今朝見た夢があんまり寂しすぎて、抜け出せないでいるだけだ――
「いい場所あいてるかなー?」
「かなー?」
クスクス笑いながら他愛のない会話を交わす彼と娘に、肩の力が抜ける。
「おかーさんイイトコ知ってるよー」
「ほんとっ?」
得意気に言うと、実花がハシャイで見上げてくる。
どうして子どもの瞳って、こんなにキラキラしているんだろう。
生きていることが嬉しい、楽しいとその存在全てでそう言っている娘と手を握り直して、反対側で同じように手を繋いでいる夫を見上げる。
愛しげに、見つめる未来。
きっと、同じ表情であたしも娘を見ている。
だから。
眩しいくらいのこの春の日ざしに、わけのわからない不安なんて、消し飛ばせばいい――。

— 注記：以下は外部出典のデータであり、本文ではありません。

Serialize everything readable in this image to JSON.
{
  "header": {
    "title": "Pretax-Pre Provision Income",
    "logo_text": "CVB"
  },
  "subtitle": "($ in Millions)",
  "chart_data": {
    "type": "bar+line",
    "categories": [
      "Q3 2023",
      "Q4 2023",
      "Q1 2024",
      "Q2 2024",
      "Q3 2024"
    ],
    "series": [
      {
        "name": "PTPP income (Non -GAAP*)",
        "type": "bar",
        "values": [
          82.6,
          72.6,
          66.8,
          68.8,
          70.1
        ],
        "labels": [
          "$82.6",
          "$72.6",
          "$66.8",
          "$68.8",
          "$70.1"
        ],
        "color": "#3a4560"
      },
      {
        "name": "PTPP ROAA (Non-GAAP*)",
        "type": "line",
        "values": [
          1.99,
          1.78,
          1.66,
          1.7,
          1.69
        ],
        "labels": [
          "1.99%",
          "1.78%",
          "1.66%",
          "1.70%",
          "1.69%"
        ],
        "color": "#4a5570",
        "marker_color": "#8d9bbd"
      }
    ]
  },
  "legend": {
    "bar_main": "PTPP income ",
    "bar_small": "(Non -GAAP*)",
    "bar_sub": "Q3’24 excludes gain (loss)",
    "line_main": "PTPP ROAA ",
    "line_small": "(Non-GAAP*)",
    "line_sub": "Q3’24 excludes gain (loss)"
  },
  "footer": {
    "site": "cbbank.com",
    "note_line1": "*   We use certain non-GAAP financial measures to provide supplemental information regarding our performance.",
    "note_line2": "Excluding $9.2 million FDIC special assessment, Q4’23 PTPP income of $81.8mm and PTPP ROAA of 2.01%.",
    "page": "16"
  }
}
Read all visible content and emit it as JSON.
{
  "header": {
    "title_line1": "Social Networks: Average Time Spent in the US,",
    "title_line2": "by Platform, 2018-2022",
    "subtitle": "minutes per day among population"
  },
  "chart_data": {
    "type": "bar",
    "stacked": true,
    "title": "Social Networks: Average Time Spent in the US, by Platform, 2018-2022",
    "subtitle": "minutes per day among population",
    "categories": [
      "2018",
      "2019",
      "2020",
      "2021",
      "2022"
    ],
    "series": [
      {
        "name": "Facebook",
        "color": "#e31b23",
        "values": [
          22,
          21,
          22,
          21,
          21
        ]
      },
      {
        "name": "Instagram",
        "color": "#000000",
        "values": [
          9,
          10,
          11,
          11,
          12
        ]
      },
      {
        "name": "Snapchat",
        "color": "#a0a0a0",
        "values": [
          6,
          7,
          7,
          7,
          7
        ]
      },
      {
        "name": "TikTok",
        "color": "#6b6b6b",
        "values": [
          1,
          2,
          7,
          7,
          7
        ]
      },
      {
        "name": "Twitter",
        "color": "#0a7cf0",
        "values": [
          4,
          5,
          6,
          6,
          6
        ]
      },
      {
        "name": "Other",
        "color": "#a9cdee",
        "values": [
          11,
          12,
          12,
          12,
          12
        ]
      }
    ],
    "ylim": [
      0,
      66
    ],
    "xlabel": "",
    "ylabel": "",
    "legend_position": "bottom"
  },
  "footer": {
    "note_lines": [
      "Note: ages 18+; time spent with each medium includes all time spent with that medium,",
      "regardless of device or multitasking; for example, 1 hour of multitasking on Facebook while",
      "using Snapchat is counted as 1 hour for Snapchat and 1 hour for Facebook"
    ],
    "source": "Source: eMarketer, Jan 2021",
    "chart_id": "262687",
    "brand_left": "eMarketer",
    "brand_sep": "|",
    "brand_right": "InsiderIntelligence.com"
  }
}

「おとーさんっ、それ実花の玉子焼きっ! おとーさんはこっちの甘いの!」
「一切れくらいいいだろー」
「だめ! 実花、甘いのキライだもんっ」
「おとーさんはどっちも好きなんだ!」
シートに広げたお弁当を前に、娘と夫のいつもの言い争いが始まって、私は構わず黙々と自分の分を食んだ。うっかりしてると食べ尽くされちゃうから。
娘の食いしん坊は夫似。
でも味覚はあたし似なの、面白いなぁ。
彼の実家直伝の甘い玉子焼きは、いつの間にか慣らされちゃったけど。
幼稚園児の頃は、一切れずつ交換してたっけ。
「おとーさんおかーさん、遊んで来ていいっ!?」
お弁当を食べ尽くすなり、ソワソワしていた娘が突然立ち上がり宣言した。
駆け出した先は、ボール遊びをしている男の子たち。
「……俺には娘が一人だけのはずだが、息子がいるような気がするのは気のせいか」
勝手によその子達と球蹴りを始めたワンピース姿の娘を眺めて彼がぼやいた。
そんなこと言って、最初にサッカー教えたの自分のくせに。
娘と見知らぬ男の子たちが仲良く走り回っているのを、気に入らなさげに見ている彼がおかしくて、笑った。
見上げると、空に霞む春の輪郭。
毎年見ているのに、その度に、心を奪われるのだ。
桜を見ると――探してしまう、面影があった。
桜が見たいと――言ってた、君を。
わかっているのに、探してしまう――。
誰を?
だって、
ここにいるのに。
――は、ここにいるのに。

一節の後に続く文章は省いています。